29 August 2015
It is acknowledged that the recent high-intensity rainstorms have triggered slips within recently harvested areas of plantation forest. Newly planted trees and decaying logging slash have been deposited into streams and on to beaches on the East Coast, Wairoa and Northern Hawkes Bay.
At the same time, mature stands of pines did a really good job at holding other erosion-prone slopes intact while neighbouring farmland failed. It is also well documented that any erosion-prone slope in a plantation forest has a "window of vulnerability" following harvest but equally, for the rest of the 30-year cycle, it provides protection.
The recent slope failures have occurred both under Gisborne District Council's resource consenting process and the Hawke's Bay Regional Council's permitted activity control regime. Neither of these RMA regulatory regimes has proved effective in preventing post-harvest landsliding on some of New Zealand's most erodible land, says Trevor Helson, CEO of Eastland Wood Council in a column in the Gisborne Herald.
In a geologically young country, slope failures are natural. Lake Waikaremoana was created by a large landslide that occurred within an undisturbed native forest, and today there are many logs in that lake bed. In more recent times the landslides that blocked the Manawatu and Waioeka Gorges occurred despite the mature native forest cover. The Matata flooding just a few years ago is another.

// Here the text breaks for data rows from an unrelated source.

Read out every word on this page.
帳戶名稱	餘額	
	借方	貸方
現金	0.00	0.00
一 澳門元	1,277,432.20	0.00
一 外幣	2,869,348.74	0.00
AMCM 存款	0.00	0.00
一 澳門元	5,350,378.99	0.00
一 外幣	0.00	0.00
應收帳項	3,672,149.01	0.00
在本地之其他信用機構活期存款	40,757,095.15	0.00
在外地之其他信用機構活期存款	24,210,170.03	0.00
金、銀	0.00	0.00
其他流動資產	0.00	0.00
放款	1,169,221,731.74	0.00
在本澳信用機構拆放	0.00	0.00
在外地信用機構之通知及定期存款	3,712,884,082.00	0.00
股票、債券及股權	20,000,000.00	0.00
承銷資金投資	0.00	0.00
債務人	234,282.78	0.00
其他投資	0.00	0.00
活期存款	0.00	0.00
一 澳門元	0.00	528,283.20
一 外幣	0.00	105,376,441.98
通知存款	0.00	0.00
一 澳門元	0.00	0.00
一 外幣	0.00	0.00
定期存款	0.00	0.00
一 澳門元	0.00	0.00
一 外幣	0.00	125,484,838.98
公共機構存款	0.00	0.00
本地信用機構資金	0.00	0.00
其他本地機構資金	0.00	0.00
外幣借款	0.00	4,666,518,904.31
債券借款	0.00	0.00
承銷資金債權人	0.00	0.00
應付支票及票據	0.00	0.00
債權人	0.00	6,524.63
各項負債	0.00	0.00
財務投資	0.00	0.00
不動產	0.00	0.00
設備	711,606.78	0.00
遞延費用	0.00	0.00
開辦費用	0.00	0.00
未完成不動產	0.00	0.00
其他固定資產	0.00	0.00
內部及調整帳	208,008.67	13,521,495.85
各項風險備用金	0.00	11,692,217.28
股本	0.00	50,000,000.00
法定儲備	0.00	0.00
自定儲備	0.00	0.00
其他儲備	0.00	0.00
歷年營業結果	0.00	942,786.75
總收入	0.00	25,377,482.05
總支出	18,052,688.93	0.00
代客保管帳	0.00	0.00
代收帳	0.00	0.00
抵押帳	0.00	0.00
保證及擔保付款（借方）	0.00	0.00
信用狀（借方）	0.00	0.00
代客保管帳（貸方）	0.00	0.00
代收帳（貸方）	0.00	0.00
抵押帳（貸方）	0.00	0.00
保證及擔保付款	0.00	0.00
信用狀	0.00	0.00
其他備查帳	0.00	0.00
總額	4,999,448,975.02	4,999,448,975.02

Eastland Wood Council members are struggling to understand the logic behind Gisborne District Council's opposition to the proposed RMA reform for four key reasons:
■ Very little will change in the regulation of forestry earthworks or harvesting in Gisborne if the proposed National Environmental Standard (NES) for Plantation Forestry is introduced. The NES directs that the council retain full control via its resource consenting process for the region's very highly erodible land.

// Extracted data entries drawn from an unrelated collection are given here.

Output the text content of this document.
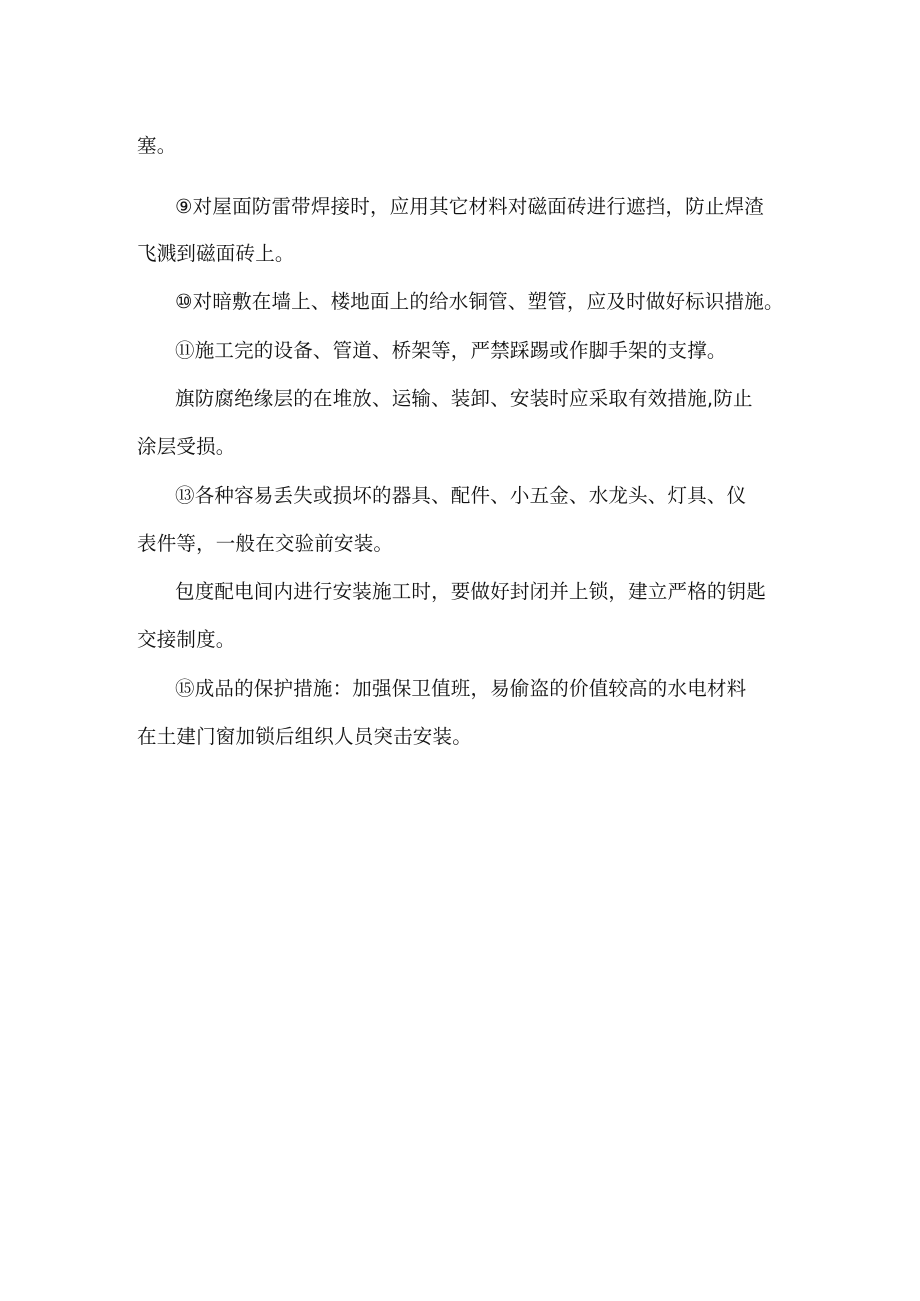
塞。
⑨对屋面防雷带焊接时，应用其它材料对磁面砖进行遮挡，防止焊渣
飞溅到磁面砖上。
⑩对暗敷在墙上、楼地面上的给水铜管、塑管，应及时做好标识措施。
⑪施工完的设备、管道、桥架等，严禁踩踢或作脚手架的支撑。
旗防腐绝缘层的在堆放、运输、装卸、安装时应采取有效措施,防止
涂层受损。
⑬各种容易丢失或损坏的器具、配件、小五金、水龙头、灯具、仪
表件等，一般在交验前安装。
包度配电间内进行安装施工时，要做好封闭并上锁，建立严格的钥匙
交接制度。
⑮成品的保护措施：加强保卫值班，易偷盗的价值较高的水电材料
在土建门窗加锁后组织人员突击安装。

■ For the first time ever anywhere in New Zealand, a land owner with highly erodible bare land will need to obtain a resource consent to plant a tree crop on that land. The NES gives councils new powers to ensure that a tree crop destined for clear fell harvest doesn't go on slopes where the risk of failure after harvest is judged unacceptably high. Eastland Wood Council members support having the right tree in the right place.
■ Gisborne District Council's chief soil conservator has been very involved in the design of the proposed NES for the past seven years and has been very effective in ensuring the NES accommodates the high-erosion landscape that characterises the Gisborne region.
■ GDC's chief soil conservator has also contributed to and has peer-reviewed the Erosion Susceptibility Classification mapping that underpins NES. This work, prepared by experts from Landcare Research — including Dr Mike Marden of Gisborne — classifies land on an erosion risk hierarchy that goes from green zones through yellow to orange to red zones, the latter being the worst of the worst erosion prone land; 500,000 hectares of New Zealand (not including DoC estate) is classified as red zone, of which 186,000ha is in the Gisborne region; 66,000ha of that is plantation forest while the rest is pastoral farmland or reverting to native.
Seven years working collaboratively with Fish & Game, Forest & Bird, DoC, three regional and district councils (including Gisborne) and the NZ Farm Forestry Association, with input from technical experts from Niwa, GNS, Landcare Research, Scion and NZIER have shaped the proposed NES for Plantation Forestry.
All those people have thrashed out this standard and all have had their opinions heard, discussed and resolved, so after seven years we now have an agreed document. Why then is there so much resistance to this initiative?